Apple compote

Recipe: Apple Compote

3 minutes to read
Shalvi Mohindra

Shalvi Mohindra

Pastry Chef and Chocolatier


Difficulty: Easy

Ready In: 30 Minutes

Serves: 5


  • 4 Medium Apples (any variety)
  • 35g Brown sugar
  • ¼ tsp Nutmeg (ground)
  • ½ tsp Cinnamon (ground)
  • ½ Tbsp Lemon juice
  • 5 Prunes (optional)
  • 2-3 Tbsp water (if needed)
Apple compote ingredients
Ingredients for Apple Compote.


1. Prepare the apples

Peel, core and chop apples, about 1.5cm in size.

Chop apples and prunes
Chop the apples.
2. Slice prunes

Slice prunes, same size as apples or a little bit smaller.

3. Add all ingredients

Add the apples, brown sugar, prunes, cinnamon, nutmeg and lemon juice to a medium saucepan and set over medium heat.

Add cinnamon, nutmeg and brown sugar
Add cinnamon, nutmeg and brown sugar.
Add lemon juice
Add lemon juice.
4. Cook and stir

Cook, stirring occasionally, until the apples are fork tender. You can cover them for a few minutes while cooking. The sugar will help to release the water from the apples, and you can add more water if the apples are looking too dry. We need a nice moist compote.

Cook on medium heat
Cook on medium heat.
5. Let the compote cool down

When the apples are at your desired doneness, remove the pan from the heat and allow it to cool completely before transferring to an airtight container.

Apple compote - ready to serve
Apple compote - ready to serve!

Pro Tips

  • Feel free to add vanilla essence. Also, you can replace spices with cardamom or ginger.
  • You can replace prunes with sultanas.
  • You can elevate the compote by adding lemon zest or you can replace the lemon juice with orange juice and orange zest.
  • Try not to overcook the apples as they will turn mushy and we don’t want apple mash!
  • You can omit sugar if going for a healthier version and if your apples are sweeter. Or you can add honey, but do remember that sugar helps to bring out the moisture from the apples, and if omitting sugar you might have to add more water.
  • If you are making the compote as a filling for pies, reduce the water content as much as possible, or else the mixture will leak out from the pastry.

Shalvi has studied Diplome de Patisserie at Le Cordon Bleu, New Zealand and now specialises as a chocolatier. She had previously worked as a Chef de Partie for airline catering, creating desserts for first class and business class passengers, and is now working with as a Head chocolatier at Cocoa Wilds, where all the products are freshly made using no preservatives or artificial flavours.

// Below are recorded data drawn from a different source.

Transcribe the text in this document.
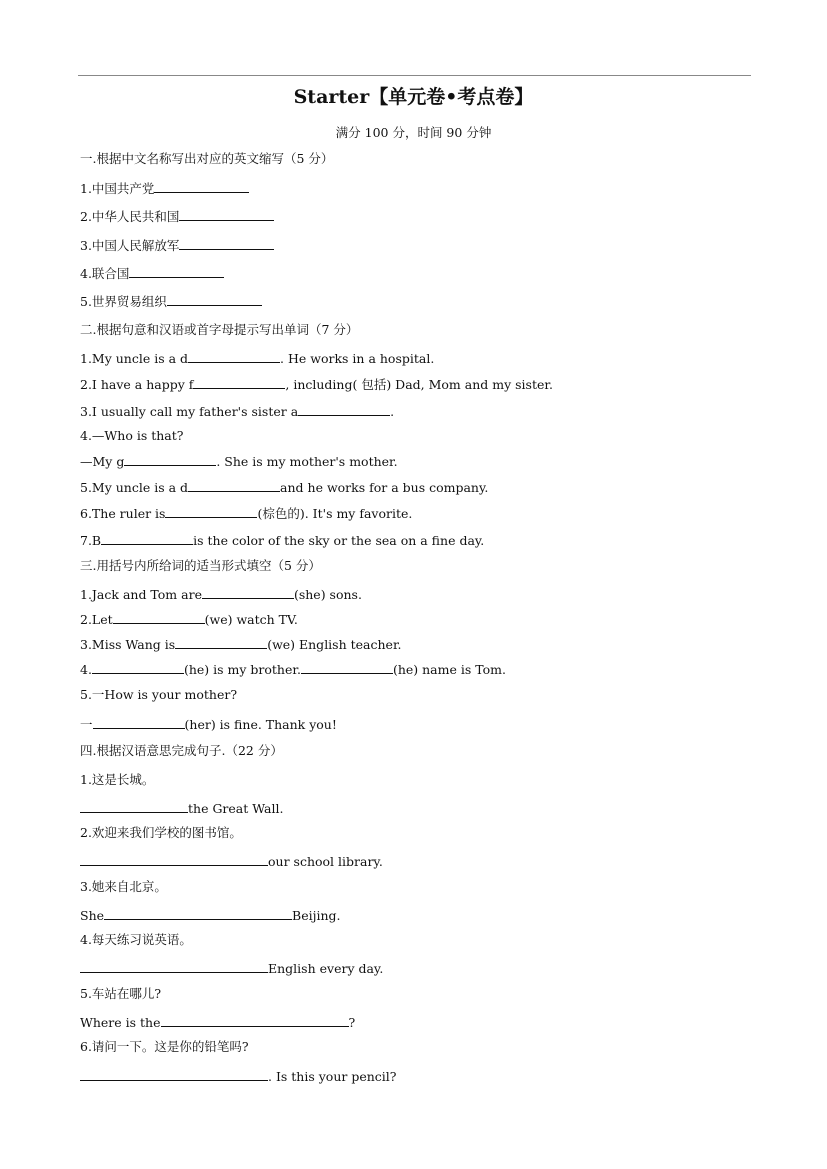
Starter【单元卷•考点卷】
满分 100 分，时间 90 分钟
一.根据中文名称写出对应的英文缩写（5 分）
1.中国共产党
2.中华人民共和国
3.中国人民解放军
4.联合国
5.世界贸易组织
二.根据句意和汉语或首字母提示写出单词（7 分）
1.My uncle is a d	. He works in a hospital.
2.I have a happy f	, including( 包括) Dad, Mom and my sister.
3.I usually call my father's sister a	.
4.—Who is that?
—My g	. She is my mother's mother.
5.My uncle is a d	and he works for a bus company.
6.The ruler is	(棕色的). It's my favorite.
7.B	is the color of the sky or the sea on a fine day.
三.用括号内所给词的适当形式填空（5 分）
1.Jack and Tom are	(she) sons.
2.Let	(we) watch TV.
3.Miss Wang is	(we) English teacher.
4.	(he) is my brother.	(he) name is Tom.
5.一How is your mother?
一	(her) is fine. Thank you!
四.根据汉语意思完成句子.（22 分）
1.这是长城。
the Great Wall.
2.欢迎来我们学校的图书馆。
our school library.
3.她来自北京。
She	Beijing.
4.每天练习说英语。
English every day.
5.车站在哪儿?
Where is the	?
6.请问一下。这是你的铅笔吗?
. Is this your pencil?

When it comes to current and new recipes, Shalvi is always looking for healthier options, because desserts can still be indulgent and delicious without negatively impacting our health.

This is why Shalvi’s passion is to find and use only the best natural ingredients; an approach and philosophy she also incorporates in her everyday cooking by using fresh, whole foods and avoiding processed foods.